Elegir el vestido ideal para la ocasión es tarea fácil si lo confiamos a los diseñadores expertos y les contamos lo que queremos de especial, normalmente algo elegante pero discreto y que siga dando la importancia que merece la novia. Los complementos, así como el tocado, bolsito, zapatos, joyas y el ramo de novia, serán igualmente personalizados.

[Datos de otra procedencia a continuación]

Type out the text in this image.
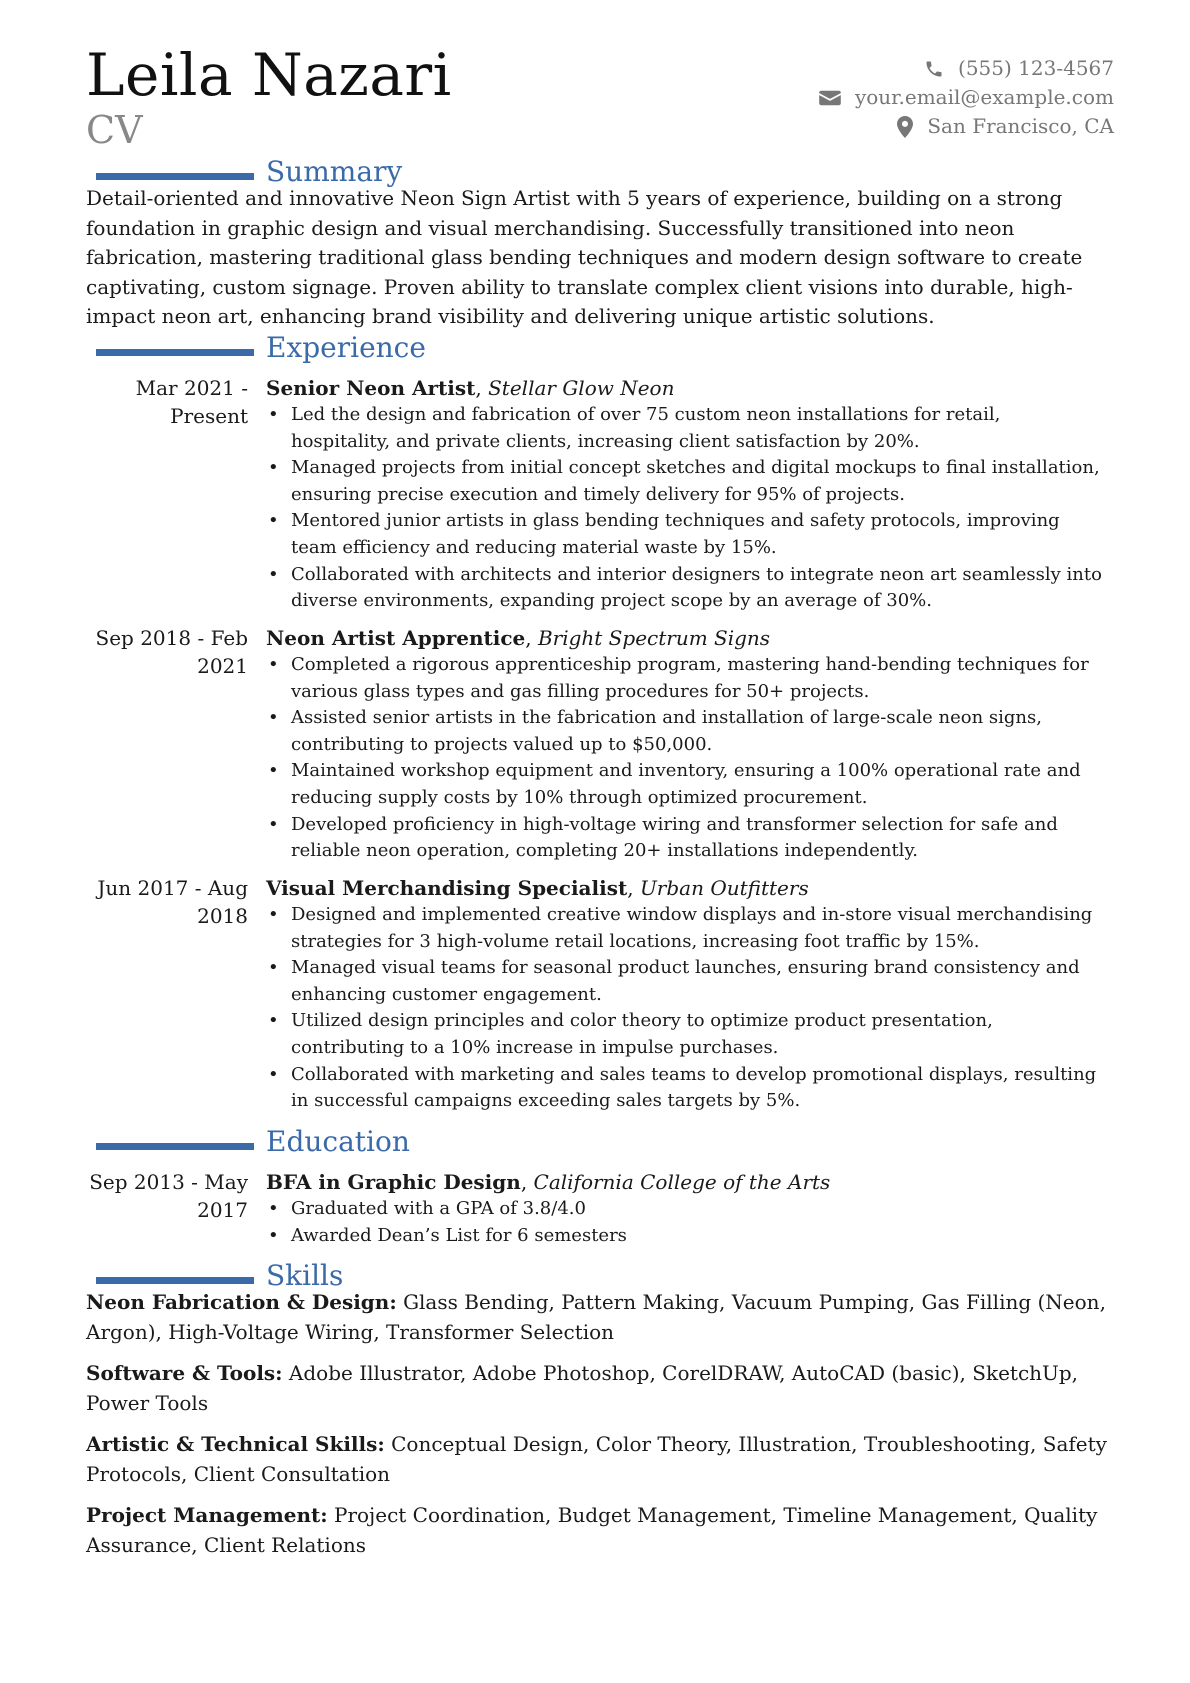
Leila Nazari
CV
(555) 123-4567
your.email@example.com
San Francisco, CA
Summary
Detail-oriented and innovative Neon Sign Artist with 5 years of experience, building on a strong foundation in graphic design and visual merchandising. Successfully transitioned into neon fabrication, mastering traditional glass bending techniques and modern design software to create captivating, custom signage. Proven ability to translate complex client visions into durable, high-impact neon art, enhancing brand visibility and delivering unique artistic solutions.
Experience
Mar 2021 -
Present
Senior Neon Artist, Stellar Glow Neon
• Led the design and fabrication of over 75 custom neon installations for retail, hospitality, and private clients, increasing client satisfaction by 20%.
• Managed projects from initial concept sketches and digital mockups to final installation, ensuring precise execution and timely delivery for 95% of projects.
• Mentored junior artists in glass bending techniques and safety protocols, improving team efficiency and reducing material waste by 15%.
• Collaborated with architects and interior designers to integrate neon art seamlessly into diverse environments, expanding project scope by an average of 30%.
Sep 2018 - Feb
2021
Neon Artist Apprentice, Bright Spectrum Signs
• Completed a rigorous apprenticeship program, mastering hand-bending techniques for various glass types and gas filling procedures for 50+ projects.
• Assisted senior artists in the fabrication and installation of large-scale neon signs, contributing to projects valued up to $50,000.
• Maintained workshop equipment and inventory, ensuring a 100% operational rate and reducing supply costs by 10% through optimized procurement.
• Developed proficiency in high-voltage wiring and transformer selection for safe and reliable neon operation, completing 20+ installations independently.
Jun 2017 - Aug
2018
Visual Merchandising Specialist, Urban Outfitters
• Designed and implemented creative window displays and in-store visual merchandising strategies for 3 high-volume retail locations, increasing foot traffic by 15%.
• Managed visual teams for seasonal product launches, ensuring brand consistency and enhancing customer engagement.
• Utilized design principles and color theory to optimize product presentation, contributing to a 10% increase in impulse purchases.
• Collaborated with marketing and sales teams to develop promotional displays, resulting in successful campaigns exceeding sales targets by 5%.
Education
Sep 2013 - May
2017
BFA in Graphic Design, California College of the Arts
• Graduated with a GPA of 3.8/4.0
• Awarded Dean’s List for 6 semesters
Skills
Neon Fabrication & Design: Glass Bending, Pattern Making, Vacuum Pumping, Gas Filling (Neon, Argon), High-Voltage Wiring, Transformer Selection
Software & Tools: Adobe Illustrator, Adobe Photoshop, CorelDRAW, AutoCAD (basic), SketchUp, Power Tools
Artistic & Technical Skills: Conceptual Design, Color Theory, Illustration, Troubleshooting, Safety Protocols, Client Consultation
Project Management: Project Coordination, Budget Management, Timeline Management, Quality Assurance, Client Relations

Las invitaciones de boda, los detalles para los invitados, expresan la alegría y la gratitud de los novios con los invitados. Confiaremos en un fotógrafo que nos haga las instantáneas y el video para recordar estos momentos.
Las segundas nupcias suelen celebrarse en el mismo restaurante en una zona habituada para el enlace civil, bien preparados estos espacios con carpas, flores, sillas….
La música siempre estará presente, escogiendo la más adecuada según el espacio , y el momento y dejaremos que los expertos nos deleiten con sus talentos, grupos musicales, algún cantante,… No olvidaremos de que no hay fiesta sin baile (aunque, no todo es baile en una fiesta) y dedicaremos un tiempo a aprender los pasos necesarios para abrir el baile nupcial en una academia especializada.
Aunque en las segundas nupcias normalmente no se invite a tanta gente como en la primera , si que se reciben igualmente regalos , asi que podeis hacer lista de boda en algún banco o caja o , en alguna – s tiendas de decoración ,y de electrodomésticos.